Forum Discussion

F5LearnerLNR's avatar
F5LearnerLNR
Icon for Cirrus rankCirrus
Jun 01, 2024

Unable to add R Series as Provider in BIGIP NEXT CM

Hi All ,

I am fairly new to BIGIP NEXT  so are many of you , I am trying to add my R Series Appliance to bigip NEXT CM as a  provider , but always getting the below error   "   DEVICE-00060: Internal error testing authentication  "

Read this article  DEVICE-00060: Internal error testing authentication (f5.com)   and accordingly  created a SAN name certifcate for  my R series Applicance and tried again , but no luck this article is of really no use . I am searching many articles to see how to add a Provider to Bigip NEXT CM , not able to  find a single one except for the cloud docs article , which is of no use as to really how to add the Provider . Anyone who is expert in BIGIP NEXT can please help me .

 

 

Thank you 

 

bigip next
  • Daniel_Wolf's avatar
    Daniel_Wolf
    Icon for MVP rankMVP
    Jun 02, 2024

    Hi F5LearnerLNR,

    the support solution (K000139300: DEVICE-00060: Internal error testing authentication) actually tells you exaclty what to do.
    You must replace the private key and certificate for the webUI on your rSeries with another one, which contains a well formed SAN.
    Beginning from v20.2 the BIG-IP Central Manager requires that the VELOS or rSeries provider has a well formed SAN certificate.
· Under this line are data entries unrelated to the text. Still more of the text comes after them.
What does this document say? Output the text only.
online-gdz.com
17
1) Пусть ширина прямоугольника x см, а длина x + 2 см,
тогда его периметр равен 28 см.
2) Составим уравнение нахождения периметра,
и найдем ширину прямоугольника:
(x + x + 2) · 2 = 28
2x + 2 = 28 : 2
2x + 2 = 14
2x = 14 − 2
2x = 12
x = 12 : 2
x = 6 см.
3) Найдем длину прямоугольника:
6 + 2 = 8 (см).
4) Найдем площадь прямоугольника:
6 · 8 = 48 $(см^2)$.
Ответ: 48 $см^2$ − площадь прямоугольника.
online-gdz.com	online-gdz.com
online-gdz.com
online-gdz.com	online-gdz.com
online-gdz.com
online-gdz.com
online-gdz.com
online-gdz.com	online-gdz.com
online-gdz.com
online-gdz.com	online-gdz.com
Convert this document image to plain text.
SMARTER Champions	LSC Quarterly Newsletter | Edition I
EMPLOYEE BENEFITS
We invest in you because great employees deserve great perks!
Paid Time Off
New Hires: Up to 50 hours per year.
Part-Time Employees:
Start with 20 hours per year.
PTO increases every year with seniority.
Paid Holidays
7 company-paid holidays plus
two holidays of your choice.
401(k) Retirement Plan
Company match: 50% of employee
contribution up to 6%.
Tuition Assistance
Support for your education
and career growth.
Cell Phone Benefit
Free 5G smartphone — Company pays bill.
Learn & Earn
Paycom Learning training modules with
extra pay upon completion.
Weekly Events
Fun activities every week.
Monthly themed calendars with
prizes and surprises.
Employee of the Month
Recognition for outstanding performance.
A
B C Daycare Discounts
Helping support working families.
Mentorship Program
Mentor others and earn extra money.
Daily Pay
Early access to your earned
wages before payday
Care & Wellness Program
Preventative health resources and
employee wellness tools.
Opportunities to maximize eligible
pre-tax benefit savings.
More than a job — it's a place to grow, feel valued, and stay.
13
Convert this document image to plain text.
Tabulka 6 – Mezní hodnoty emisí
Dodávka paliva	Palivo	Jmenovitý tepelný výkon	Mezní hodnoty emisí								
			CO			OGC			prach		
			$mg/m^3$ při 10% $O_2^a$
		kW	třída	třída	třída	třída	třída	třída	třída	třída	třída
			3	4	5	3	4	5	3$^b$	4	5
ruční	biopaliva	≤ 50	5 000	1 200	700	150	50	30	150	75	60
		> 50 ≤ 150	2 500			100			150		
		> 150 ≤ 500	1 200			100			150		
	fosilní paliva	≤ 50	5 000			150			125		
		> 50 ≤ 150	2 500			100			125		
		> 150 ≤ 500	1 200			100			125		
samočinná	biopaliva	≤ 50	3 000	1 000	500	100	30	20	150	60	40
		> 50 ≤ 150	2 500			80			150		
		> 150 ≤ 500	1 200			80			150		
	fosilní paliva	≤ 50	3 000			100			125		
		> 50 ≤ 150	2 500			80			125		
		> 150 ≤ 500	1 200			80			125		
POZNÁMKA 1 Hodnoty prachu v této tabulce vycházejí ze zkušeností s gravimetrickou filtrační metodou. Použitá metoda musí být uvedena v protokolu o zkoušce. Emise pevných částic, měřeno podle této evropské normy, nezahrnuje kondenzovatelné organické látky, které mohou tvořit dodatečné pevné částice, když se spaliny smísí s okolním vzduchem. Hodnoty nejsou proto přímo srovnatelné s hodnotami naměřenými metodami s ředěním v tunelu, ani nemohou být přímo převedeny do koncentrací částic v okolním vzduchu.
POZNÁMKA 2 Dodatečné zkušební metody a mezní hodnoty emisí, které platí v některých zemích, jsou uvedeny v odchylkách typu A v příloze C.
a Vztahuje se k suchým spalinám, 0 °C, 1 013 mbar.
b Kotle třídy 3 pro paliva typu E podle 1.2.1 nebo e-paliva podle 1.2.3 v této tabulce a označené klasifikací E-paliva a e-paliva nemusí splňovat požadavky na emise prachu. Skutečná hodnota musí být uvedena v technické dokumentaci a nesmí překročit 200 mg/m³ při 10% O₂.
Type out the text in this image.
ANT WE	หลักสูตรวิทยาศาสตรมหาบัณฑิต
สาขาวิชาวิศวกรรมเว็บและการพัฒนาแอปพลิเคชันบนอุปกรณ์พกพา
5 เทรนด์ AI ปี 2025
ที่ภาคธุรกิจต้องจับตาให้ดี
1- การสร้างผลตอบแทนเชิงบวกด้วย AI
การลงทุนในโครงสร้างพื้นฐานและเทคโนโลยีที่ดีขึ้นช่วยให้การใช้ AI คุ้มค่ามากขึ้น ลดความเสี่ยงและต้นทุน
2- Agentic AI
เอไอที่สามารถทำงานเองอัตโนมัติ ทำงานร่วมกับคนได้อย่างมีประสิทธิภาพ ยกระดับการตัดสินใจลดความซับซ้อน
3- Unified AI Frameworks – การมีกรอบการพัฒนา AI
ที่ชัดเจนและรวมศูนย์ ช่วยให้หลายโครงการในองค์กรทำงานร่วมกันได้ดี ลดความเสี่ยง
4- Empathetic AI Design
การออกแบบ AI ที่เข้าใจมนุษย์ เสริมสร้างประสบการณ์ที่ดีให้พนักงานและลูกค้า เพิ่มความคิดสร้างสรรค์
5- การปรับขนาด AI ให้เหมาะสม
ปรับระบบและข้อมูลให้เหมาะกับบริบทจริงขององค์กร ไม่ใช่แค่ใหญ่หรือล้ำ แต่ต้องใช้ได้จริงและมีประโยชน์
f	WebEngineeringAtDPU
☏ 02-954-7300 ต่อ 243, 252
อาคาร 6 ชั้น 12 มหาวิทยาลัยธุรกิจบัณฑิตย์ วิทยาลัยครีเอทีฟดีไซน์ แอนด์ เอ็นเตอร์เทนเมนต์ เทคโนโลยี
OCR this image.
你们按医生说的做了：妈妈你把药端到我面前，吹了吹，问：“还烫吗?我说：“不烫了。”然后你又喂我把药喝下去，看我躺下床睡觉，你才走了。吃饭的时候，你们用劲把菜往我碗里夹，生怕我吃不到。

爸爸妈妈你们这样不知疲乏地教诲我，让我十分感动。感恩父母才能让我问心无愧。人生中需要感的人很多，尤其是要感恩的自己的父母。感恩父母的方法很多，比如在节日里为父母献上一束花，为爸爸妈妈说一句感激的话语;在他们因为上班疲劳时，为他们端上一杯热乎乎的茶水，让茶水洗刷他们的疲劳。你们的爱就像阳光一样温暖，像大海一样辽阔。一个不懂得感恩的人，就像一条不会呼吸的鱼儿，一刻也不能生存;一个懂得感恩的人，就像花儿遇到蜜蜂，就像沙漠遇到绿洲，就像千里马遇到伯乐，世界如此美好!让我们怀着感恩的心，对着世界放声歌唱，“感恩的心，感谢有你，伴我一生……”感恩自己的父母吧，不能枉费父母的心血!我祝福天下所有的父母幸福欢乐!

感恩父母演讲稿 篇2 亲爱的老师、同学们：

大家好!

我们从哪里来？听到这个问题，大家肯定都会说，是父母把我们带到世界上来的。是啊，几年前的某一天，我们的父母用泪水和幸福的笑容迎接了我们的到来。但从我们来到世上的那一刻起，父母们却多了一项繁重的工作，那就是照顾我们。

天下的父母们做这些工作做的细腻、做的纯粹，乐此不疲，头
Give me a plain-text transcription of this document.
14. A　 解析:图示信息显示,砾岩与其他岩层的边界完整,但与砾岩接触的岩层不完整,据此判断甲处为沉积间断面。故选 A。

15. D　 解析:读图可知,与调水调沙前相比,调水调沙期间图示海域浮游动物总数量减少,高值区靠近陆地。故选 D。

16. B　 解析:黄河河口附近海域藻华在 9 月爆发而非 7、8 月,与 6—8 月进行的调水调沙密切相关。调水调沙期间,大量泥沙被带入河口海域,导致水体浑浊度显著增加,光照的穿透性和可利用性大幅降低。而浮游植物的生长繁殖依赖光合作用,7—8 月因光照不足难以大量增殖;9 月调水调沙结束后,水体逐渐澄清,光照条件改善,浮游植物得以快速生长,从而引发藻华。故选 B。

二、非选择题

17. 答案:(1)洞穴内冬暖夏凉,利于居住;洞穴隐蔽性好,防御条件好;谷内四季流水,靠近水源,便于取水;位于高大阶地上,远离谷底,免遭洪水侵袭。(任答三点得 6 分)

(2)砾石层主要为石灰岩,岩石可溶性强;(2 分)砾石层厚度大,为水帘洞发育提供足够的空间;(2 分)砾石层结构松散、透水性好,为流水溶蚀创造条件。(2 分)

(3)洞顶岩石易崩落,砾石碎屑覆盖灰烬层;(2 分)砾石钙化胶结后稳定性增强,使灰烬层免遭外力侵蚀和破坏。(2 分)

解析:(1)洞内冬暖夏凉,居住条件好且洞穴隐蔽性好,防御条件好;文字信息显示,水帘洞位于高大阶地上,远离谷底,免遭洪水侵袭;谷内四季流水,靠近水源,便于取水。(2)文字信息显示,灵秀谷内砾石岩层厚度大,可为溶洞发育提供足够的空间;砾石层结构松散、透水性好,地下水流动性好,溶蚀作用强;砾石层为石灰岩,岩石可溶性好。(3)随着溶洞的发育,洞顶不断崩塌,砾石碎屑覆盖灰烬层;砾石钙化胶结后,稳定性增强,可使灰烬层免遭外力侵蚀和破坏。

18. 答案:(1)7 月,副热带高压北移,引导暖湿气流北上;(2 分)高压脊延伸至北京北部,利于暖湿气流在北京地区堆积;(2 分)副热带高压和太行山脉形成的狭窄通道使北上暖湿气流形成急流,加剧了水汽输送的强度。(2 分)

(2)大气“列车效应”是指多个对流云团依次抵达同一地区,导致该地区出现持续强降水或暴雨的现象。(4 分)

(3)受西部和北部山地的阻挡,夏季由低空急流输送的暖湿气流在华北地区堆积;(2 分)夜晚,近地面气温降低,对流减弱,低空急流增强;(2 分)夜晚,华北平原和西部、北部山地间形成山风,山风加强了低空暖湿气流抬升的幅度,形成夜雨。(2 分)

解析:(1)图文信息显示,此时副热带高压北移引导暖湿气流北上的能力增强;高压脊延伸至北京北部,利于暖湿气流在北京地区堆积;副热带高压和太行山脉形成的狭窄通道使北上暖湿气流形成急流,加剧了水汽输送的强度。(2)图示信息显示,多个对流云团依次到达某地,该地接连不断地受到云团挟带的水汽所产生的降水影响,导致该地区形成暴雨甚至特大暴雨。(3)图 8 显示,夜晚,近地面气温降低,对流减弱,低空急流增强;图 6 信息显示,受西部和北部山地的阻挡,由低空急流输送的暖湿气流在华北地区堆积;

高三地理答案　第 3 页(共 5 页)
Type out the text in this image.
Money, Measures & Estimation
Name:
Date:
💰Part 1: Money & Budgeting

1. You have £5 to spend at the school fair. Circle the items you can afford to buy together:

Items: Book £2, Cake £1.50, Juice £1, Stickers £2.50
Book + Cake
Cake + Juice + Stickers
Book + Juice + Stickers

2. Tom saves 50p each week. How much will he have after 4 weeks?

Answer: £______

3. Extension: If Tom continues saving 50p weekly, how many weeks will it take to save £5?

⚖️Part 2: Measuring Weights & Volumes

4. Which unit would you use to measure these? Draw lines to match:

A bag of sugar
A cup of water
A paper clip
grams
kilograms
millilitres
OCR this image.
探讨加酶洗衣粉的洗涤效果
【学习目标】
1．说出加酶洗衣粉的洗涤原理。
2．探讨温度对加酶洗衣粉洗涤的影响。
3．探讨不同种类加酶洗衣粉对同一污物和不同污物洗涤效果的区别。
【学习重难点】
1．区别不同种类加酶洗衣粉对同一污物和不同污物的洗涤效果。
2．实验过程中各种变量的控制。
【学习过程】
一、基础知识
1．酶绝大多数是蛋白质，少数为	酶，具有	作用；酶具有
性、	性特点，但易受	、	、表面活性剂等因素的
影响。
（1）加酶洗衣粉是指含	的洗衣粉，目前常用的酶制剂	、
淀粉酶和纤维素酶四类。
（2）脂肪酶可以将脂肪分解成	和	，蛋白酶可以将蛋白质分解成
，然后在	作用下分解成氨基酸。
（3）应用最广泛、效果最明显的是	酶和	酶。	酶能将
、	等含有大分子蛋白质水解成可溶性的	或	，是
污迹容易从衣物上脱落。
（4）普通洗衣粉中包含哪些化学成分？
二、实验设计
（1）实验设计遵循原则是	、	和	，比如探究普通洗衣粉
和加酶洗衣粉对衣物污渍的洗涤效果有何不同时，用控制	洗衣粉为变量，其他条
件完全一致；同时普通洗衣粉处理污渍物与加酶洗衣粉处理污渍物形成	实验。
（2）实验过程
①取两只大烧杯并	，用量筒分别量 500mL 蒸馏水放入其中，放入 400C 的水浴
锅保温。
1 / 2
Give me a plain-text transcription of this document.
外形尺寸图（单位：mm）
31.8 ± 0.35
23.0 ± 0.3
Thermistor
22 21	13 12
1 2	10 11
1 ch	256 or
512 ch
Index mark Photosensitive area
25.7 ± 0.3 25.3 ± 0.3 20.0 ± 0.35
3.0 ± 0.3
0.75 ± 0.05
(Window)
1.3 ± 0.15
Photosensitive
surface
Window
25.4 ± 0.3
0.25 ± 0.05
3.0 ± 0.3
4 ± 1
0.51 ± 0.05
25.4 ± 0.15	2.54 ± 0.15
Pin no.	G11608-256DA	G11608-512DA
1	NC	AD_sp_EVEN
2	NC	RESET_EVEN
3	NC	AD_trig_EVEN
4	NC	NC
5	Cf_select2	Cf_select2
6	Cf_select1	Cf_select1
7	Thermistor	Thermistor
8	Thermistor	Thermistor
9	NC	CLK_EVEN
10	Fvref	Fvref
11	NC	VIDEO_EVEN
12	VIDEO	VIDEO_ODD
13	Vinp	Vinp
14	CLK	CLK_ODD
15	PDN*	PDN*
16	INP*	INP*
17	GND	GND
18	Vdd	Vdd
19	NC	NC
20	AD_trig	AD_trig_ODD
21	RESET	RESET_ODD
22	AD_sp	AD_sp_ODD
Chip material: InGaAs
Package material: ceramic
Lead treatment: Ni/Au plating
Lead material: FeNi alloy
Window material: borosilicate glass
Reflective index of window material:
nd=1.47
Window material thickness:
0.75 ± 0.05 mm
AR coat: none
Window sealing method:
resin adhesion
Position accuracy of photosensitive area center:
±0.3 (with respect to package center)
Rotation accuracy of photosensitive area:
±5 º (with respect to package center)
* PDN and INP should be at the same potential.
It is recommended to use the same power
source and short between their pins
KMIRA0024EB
    What does this actually mean? Let's say want to add your rSeries as a provider to the BIG-IP Central Manager with it's FQDN (example: my-rseries01.mydomain.com), then this FQDN must be in the Subject Alternative Name (SAN) extension of the SSL certificate which is installed on your rSeries. The same applies if you want to add it by IP - in that case the IP has to in the Subject Alternative Name (SAN).

    In the K000139300 there is a link to https://my.f5.com/manage/s/article/K11438 which explains you with a step-by-step guide how to create such a certificate with a well formed SAN.

    Good luck
    Daniel

    • F5LearnerLNR's avatar
      F5LearnerLNR
      Icon for Cirrus rankCirrus
      Jun 02, 2024

      Hi Daniel ,

       

      Thanks for this detailed explanation and i read this article , and created SAN based certification for webUI , still i could not get rid of this error message  DEVICE-00060: Internal error testing authentication . And you know what even if i  give incorrect credentials it still gives the same error ,  so even if the credetials are right and the device is with  SAN certificate , i still get this error

      • Daniel_Wolf's avatar
        Daniel_Wolf
        Icon for MVP rankMVP
        Jun 02, 2024

        When you check your cert with the openssl , what does it say?

        ┌──(webserverdude@linux-vm)-[~/Downloads/ssl]
└─$ openssl x509 -in my-rseries.crt -noout -text

        It should look like this:

        Certificate:
    Data:
        Version: 3 (0x2)
        Serial Number:
           (removed)
        Signature Algorithm: sha256WithRSAEncryption
        Issuer: C = DE, ST = Hessen, L = Bad Vilbel, O = domain.com, OU = IT, CN = my-rseries.domain.com
        Validity
            Not Before: Jun  2 14:11:41 2024 GMT
            Not After : Jul  2 14:11:41 2024 GMT
        Subject: C = DE, ST = Hessen, L = Bad Vilbel, O = domain.com, OU = IT, CN = my-rseries.domain.com
        Subject Public Key Info:
            Public Key Algorithm: rsaEncryption
                Public-Key: (2048 bit)
                Modulus: (removed)
        X509v3 extensions:
            X509v3 Subject Alternative Name: 
                DNS:my-rseries5000.domain.com, IP Address:10.10.10.10
            X509v3 Subject Key Identifier: 
                (removed)
    Signature Algorithm: sha256WithRSAEncryption
    Signature Value: (removed)

        This part is important  X509v3 Subject Alternative Name.
        In this part you should find the DNS name of your rSeries, the IP Adress or both. DNS must be as DNS and IP must be as IP Address.